As can be seen in Figure 5f,g, needle-like nematic tactoids nucleated in the isotropic liquid, and resulted in a biphasic region of sharp-edged smectic domains in coexistence with nematic domains. One should consider that tactoids are generally known to adopt a spindle shape depending on mesogen orientation, interfacial tensions, and elastic constants of the nematic phase [90,91]. Besides that, it has been shown that the existence of attractions among these colloidal mesogens in lyotropic LCs enhances this anisotropy toward needle-like tactoids [92,93,94]. In this regard, Green et al. [94] showed the phase behavior of rodlike particles with solvent-mediated attractions and repulsions. They showed that rods in the nematic tactoids are separated by average distances much smaller than their counterparts in the isotropic phase. Therefore, these rods in the nematic tactoid would spend considerably more time in the attractive well, which existed as a result of short-range electrostatic repulsive forces in combination with van der Waals attraction forces. Due to these attraction forces, the LC tactoids became needle-like and even in the case of highly attractive single-walled carbon nanotubes in superacids, they were referred to as “spaghetti” LC domains [94].

To roughly estimate the van der Waals attraction forces between the anatase cores and compare them with brookite counterparts, we calculate the van der Waals interactions between anatase NRs and brookite NRs of the same size (solid and dashed lines, respectively in Figure 6) for three different relative orientations by using the Hamaker constants of anatase and brookite in toluene. The details of van der Waals interactions calculations have been described in detail in our earlier work [18]. As expected, the strongest attractions occur when rods are perfectly aligned face-to-face. However, the calculated interactions are an overestimation as they assume perfectly smooth inorganic cores with atomically flat interfaces.
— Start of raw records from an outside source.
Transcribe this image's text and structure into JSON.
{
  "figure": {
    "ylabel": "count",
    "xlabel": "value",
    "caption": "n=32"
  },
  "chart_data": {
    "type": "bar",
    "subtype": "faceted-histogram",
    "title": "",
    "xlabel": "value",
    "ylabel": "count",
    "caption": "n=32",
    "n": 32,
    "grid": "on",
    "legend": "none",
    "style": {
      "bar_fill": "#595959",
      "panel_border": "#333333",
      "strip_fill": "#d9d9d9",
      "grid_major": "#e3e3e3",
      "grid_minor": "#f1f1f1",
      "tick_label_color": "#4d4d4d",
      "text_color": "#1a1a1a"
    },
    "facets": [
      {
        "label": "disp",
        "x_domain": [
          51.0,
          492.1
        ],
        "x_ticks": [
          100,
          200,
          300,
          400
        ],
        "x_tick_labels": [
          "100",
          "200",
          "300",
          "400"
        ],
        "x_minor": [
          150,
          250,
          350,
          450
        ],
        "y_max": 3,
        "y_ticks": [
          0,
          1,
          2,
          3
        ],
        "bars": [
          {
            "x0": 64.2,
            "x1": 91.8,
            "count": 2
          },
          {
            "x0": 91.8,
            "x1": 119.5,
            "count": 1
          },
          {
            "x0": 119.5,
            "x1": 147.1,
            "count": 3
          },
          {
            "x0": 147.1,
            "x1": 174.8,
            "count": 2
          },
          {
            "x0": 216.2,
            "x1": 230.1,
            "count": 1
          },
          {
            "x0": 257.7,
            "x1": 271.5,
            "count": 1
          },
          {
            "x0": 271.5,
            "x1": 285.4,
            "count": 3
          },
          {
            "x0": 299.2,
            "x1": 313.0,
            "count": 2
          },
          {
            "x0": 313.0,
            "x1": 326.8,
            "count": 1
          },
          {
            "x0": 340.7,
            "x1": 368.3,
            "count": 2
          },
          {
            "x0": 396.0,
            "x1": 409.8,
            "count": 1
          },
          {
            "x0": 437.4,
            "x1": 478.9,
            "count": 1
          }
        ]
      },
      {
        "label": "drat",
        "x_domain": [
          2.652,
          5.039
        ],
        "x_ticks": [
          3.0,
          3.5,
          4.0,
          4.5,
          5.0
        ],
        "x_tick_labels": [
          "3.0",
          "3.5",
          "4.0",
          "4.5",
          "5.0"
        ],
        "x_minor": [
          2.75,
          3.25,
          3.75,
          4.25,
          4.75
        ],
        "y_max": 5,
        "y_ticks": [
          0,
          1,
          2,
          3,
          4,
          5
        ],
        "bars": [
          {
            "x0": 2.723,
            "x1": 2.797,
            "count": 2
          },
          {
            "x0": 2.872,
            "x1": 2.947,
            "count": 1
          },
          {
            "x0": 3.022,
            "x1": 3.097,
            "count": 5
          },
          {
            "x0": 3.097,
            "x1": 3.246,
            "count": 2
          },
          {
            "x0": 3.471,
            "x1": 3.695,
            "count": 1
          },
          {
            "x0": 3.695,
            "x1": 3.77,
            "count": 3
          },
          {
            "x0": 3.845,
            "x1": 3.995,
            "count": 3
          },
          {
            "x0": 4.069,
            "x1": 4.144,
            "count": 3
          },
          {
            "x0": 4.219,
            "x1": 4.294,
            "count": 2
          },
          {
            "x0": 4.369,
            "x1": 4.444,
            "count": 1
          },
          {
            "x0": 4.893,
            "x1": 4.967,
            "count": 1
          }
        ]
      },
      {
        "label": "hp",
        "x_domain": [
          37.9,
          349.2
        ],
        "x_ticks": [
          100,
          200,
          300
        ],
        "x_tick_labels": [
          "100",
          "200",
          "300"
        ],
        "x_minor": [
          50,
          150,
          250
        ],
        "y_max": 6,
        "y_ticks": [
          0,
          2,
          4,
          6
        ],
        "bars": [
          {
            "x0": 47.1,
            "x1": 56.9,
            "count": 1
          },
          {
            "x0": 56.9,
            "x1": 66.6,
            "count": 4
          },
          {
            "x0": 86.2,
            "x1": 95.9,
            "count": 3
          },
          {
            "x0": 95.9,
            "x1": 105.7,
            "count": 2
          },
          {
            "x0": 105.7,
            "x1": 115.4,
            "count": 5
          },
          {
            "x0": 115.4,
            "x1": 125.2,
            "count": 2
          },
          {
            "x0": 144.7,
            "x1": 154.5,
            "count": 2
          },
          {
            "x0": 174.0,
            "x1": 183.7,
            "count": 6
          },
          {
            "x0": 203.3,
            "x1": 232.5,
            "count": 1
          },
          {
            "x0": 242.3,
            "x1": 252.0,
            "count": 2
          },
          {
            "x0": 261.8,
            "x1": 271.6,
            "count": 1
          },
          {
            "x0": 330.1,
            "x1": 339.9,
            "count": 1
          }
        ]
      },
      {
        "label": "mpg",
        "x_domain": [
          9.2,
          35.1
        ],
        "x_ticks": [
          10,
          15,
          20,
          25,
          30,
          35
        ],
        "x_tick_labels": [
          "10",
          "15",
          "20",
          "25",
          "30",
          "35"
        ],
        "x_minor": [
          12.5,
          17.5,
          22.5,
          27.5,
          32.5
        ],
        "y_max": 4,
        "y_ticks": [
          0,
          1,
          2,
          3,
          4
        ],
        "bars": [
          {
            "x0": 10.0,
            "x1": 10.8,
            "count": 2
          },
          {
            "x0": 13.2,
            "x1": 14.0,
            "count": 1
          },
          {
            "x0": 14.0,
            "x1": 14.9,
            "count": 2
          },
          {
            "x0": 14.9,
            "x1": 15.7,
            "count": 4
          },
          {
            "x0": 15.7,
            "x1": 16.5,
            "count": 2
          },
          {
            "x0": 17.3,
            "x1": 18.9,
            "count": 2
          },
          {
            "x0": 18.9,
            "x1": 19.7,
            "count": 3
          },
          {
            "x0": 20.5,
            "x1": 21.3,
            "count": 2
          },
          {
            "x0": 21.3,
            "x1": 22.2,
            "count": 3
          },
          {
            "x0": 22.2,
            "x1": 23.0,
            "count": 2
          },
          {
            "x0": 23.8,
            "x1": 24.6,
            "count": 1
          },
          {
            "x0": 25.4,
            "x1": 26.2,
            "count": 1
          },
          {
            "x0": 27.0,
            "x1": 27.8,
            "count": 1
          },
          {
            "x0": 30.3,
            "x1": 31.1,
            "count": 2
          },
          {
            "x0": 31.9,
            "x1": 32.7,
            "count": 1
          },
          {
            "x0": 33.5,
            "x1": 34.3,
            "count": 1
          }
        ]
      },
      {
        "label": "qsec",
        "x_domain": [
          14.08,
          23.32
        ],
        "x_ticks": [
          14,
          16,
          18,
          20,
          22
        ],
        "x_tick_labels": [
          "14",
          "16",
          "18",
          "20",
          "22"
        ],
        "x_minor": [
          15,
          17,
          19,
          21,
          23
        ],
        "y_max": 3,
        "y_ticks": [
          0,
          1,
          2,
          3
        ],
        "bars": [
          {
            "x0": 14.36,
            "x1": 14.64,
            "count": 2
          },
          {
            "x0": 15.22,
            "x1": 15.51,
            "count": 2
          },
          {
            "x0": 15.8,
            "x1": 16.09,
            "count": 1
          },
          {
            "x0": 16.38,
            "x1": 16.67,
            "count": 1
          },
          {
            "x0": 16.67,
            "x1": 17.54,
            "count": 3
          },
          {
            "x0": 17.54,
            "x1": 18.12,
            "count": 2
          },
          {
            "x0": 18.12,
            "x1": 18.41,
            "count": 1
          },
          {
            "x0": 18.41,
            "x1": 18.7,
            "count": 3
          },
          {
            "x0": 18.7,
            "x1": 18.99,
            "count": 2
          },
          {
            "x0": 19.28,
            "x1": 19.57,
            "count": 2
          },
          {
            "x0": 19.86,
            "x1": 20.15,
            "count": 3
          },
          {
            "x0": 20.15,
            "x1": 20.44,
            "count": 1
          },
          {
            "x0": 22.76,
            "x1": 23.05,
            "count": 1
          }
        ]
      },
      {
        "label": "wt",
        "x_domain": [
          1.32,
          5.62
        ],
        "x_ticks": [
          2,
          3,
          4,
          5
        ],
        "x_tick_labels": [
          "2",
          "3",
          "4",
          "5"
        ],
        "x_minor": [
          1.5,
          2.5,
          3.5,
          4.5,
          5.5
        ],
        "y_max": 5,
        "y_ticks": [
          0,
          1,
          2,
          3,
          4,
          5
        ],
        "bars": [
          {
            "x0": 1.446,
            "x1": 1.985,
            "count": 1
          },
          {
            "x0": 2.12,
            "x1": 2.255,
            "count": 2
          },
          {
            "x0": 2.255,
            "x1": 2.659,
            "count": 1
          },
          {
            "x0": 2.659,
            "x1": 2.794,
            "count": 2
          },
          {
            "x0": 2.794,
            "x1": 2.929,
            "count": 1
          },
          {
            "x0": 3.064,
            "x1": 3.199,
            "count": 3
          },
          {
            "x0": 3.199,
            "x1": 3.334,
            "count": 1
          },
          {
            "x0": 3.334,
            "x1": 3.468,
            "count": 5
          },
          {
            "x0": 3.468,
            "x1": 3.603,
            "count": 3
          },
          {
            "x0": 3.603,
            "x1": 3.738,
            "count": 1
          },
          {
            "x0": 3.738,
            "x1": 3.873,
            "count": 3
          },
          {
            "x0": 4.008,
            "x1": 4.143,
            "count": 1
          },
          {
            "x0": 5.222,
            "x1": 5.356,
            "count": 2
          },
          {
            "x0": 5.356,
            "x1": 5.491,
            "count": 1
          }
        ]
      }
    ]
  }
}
Any surface roughness and irregularities, as shown in HRTEM images in Figure 3, also would make the “perfect” parallel approach between the two rods much less efficient and reduce the actual van der Waals interactions [18,42]. The difference between anatase and brookite is seen to be very small. The vertical line at 3.0 nm shows the distance of the closest approach based on twice the ligand length. Therefore, both anatase and brookite NRs are expected to experience van der Waals attractions of a few kT, which may be sufficiently large to induce parallel alignment at high volume fractions, caused by their high refractive indexes. Nevertheless, employing apolar solvents with high refractive indexes in combination with the existence of atomic irregularities at the surface of NRs and sufficient steric repulsion between NRs by adsorbing ligand molecules could still efficiently reduce van der Waals attractions, making both of these material systems promising candidates for LC-based optical applications.

4. Conclusions

In this work, we successfully synthesized highly crystalline organic-solvent-dispersible TiO₂ NRs based on a modified procedure from literature via a ligand-assisted nonhydrolytic sol-gel route. X-ray diffraction and selected area electron diffraction results showed the coexistence of anatase and TiO₂(B) phases of titania in the particles made. This synthesis yielded relatively concentrated dispersions of the anatase NRs (~500 mg/mL), after careful size-selective precipitation steps (yield of nearly 50%) to remove the largest rods as well as semispherical particles, which is twice the amount reported for the same size brookite NRs in ref. [18]. Possible reaction and formation mechanisms for the NRs were discussed based on the unusual observation that relatively early in the synthesis (after 10 min) rods were already present that subsequently reduced in length and increased in thickness during further growth, while semispherical particles were formed as well. Furthermore, we showed that anatase NRs were monodisperse enough to spontaneously self-assemble into smectic liquid crystalline phases on the TEM grid and in bulk. Because of their high refractive indexes and at the same time minimal light scattering due to their size, both anatase and brookite TiO₂ dispersions are promising candidates for application in electro-optical devices based on inorganic liquid crystals.